With investors encouraged to start looking away from their own backyards, Kingsley said investment strategies such as “rentvesting” or co-ownership should be considered for 2016, especially for those living in areas of deteriorating affordability.

“I think we’ll see a lot more of ‘rentvesting’ in 2016.

“It’s story of affordability. People have decided that life is short and they want to live where they want and put their money to work while they enjoy themselves.”

For those considering a co-ownership structure, Kingsley did have some words of caution.

“What you want to see is that people make sure they have their terms set out. Especially around things like exit clauses, things like you only get your initial investment back if you break the agreement in the first five years rather than any of the increases. You want people to be taking a long term view of real estate.

“It’s super important you get the right advice. Something on the back of a napkin isn’t going to hold up.
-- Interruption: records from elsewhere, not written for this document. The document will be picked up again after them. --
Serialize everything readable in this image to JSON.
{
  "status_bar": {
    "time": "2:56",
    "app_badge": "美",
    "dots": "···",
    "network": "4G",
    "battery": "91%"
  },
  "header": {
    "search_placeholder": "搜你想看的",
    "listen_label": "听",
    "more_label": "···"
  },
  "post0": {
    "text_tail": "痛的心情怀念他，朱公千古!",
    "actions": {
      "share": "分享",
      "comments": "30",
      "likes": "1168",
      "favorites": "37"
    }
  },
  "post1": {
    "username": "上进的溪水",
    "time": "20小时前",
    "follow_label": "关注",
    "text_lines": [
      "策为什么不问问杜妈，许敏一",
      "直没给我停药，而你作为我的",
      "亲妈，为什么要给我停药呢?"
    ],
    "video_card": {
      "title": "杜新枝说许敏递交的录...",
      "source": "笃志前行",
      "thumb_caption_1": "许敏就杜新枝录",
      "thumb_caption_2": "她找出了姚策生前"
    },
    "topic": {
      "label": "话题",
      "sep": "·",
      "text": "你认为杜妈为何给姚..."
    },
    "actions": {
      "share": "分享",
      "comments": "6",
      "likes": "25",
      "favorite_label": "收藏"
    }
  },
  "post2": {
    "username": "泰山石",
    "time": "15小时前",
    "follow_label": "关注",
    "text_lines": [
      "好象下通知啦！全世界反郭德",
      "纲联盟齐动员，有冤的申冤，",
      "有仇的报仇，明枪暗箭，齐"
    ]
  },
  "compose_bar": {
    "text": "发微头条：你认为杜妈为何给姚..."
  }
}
It’s very important people see their lawyer and make sure they have an agreement that will stand up.”

For those who have joined the market recently or are planning to do so soon, Kingsley said they should keep in mind that market performance like that seen in Sydney and Melbourne recently isn’t guaranteed.

“For those that got in during the last quarter or so, it’s probably a story of them just having to maintain the faith for the next three years or so before they see any real movement.

“But with real estate you don’t want to be timing both your entry and exit poorly. Property is a great way to generate passive income, and while capital growth is great having a passive income stream is a great thing, especially when people reach retirement.”

While 2016 may need to see investors try some different methods, there is one recommendation for the New Year that has a familiar ring to it.

“There still remains no legislation in regards to providing advice about property investment. We’re hopeful that may change in 2016 and that we might see a senate inquiry into it, but that’s no certainty,” Kingsley said.

“In the interim we want to make sure people are doing their research and making sure they’re working with people who are reputable and knowledgeable advisors.”